Batterson is charged with one count of bribery and two counts of unlawful compensation
. All three are felony charges. He bonded out of the Seminole County Jail shortly after turning himself in Thursday evening.
Scott suspended Batterson shortly after the indictments were made public.
Belich asked Scott why he didn't demand Batterson's resignation.
Orange County Mayor Teresa Jacobs called for Batterson's removal from the board earlier this year because of his behavior during board meetings.
Now Batterson is accused of illegally using his position at the authority to benefit himself or someone else.
Scott appointed Batterson to the Expressway Board three years ago.
"The indictment is disappointing. Public officials should be held to higher standards. I did the right thing," said Scott.
Batterson's appointment in 2011 was met with criticism over concerns about his possible business conflicts with the agency. Business conflicts are at the center of his indictment.
A source told Channel 9 that these types of charges could mean toll agency work was offered to a contractor with the caveat that the contractor hires specific subcontractors.
Batterson, whose term ends next year, was vice-chairman of the Expressway Board and was looking to become chairman.
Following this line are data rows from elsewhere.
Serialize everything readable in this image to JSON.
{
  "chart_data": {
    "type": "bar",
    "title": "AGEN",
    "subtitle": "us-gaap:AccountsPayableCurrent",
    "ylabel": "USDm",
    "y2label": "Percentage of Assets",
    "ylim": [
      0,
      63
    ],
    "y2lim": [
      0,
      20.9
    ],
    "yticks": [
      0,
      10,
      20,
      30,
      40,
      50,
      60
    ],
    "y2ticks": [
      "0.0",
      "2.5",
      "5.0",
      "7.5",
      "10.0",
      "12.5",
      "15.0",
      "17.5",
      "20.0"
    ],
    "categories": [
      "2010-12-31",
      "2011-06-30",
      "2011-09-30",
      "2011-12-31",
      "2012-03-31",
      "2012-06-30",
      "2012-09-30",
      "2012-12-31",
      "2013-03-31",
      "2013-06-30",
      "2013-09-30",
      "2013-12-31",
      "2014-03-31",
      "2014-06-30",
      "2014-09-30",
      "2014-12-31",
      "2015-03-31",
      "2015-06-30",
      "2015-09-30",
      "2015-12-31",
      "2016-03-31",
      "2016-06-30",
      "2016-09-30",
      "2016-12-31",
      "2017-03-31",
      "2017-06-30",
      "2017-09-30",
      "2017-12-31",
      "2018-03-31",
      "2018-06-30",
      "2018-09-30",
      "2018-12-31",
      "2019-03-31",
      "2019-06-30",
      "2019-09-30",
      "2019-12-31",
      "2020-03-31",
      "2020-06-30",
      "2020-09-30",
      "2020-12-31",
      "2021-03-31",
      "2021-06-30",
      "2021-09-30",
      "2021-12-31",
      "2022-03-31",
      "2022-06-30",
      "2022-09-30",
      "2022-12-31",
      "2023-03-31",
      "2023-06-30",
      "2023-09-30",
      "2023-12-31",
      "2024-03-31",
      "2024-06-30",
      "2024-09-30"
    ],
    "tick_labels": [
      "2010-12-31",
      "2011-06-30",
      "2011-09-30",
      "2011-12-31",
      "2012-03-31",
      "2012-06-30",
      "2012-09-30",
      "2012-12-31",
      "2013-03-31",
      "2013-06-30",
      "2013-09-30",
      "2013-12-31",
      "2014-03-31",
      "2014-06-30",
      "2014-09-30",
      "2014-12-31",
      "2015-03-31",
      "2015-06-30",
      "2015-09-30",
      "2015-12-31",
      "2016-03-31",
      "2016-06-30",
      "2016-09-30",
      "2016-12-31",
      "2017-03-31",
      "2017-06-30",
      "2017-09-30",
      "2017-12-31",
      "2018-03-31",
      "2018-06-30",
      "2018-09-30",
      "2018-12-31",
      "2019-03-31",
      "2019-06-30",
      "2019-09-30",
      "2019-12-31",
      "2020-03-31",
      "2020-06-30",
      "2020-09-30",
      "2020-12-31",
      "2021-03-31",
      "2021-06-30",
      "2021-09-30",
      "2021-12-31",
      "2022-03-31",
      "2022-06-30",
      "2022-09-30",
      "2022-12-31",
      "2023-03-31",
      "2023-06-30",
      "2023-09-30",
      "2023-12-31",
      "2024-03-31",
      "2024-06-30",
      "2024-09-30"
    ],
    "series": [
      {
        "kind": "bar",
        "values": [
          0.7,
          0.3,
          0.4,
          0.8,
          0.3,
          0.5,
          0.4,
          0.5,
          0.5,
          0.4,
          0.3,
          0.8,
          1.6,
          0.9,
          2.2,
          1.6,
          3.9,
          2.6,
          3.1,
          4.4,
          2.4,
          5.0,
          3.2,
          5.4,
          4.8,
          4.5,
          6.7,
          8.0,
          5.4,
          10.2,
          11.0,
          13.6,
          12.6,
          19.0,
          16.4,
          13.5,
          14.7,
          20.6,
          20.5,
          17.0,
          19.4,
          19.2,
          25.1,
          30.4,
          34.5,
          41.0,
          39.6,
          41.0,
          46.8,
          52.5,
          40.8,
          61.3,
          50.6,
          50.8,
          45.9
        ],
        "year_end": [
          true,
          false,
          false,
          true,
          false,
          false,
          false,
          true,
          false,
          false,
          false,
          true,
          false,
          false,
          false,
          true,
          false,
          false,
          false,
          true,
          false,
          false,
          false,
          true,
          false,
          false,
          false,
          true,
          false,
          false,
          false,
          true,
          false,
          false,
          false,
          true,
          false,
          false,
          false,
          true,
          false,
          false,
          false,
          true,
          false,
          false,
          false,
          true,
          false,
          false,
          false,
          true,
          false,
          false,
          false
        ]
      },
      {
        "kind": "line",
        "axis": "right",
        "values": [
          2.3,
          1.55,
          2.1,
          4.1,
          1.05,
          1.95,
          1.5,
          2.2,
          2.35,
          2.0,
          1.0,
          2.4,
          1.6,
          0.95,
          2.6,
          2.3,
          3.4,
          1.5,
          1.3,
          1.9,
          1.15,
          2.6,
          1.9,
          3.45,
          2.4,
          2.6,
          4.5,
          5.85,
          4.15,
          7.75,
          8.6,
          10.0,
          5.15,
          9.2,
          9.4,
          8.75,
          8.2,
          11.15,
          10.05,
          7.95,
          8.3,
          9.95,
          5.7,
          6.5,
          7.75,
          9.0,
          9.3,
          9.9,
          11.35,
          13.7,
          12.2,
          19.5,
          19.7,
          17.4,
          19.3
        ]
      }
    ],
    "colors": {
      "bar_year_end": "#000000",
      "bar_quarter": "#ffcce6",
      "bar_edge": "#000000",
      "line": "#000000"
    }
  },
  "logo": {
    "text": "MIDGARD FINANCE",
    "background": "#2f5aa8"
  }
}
He, along with board members Marco Pena and Noranne Downs, the Florida Department of Transportation district secretary, are still under investigation for a possible Florida Sunshine Law violation over allegations they might have secretly plotted last year to replace the Expressway Authority director with Florida Rep. Steve Precourt.
Scott can appoint someone to take Batterson's place on the board, but that might become a moot point, depending on what the Florida Legislature does next month.
State Sen. Davie Simons said the Florida House and Senate are close to compromise on a bill that would create a regional toll agency.
Scott, who is said to support the idea, wouldn't commit to the idea when asked by Belich on Friday.
"It hasn't gotten to my desk yet. When it gets to my desk I'll review it," Scott said.
If a regional toll agency is created those on the board who were appointed by Scott -- Batterson, Pena and board chairman Walter Ketcham -- would lose their seats.
The governor would select new appointees.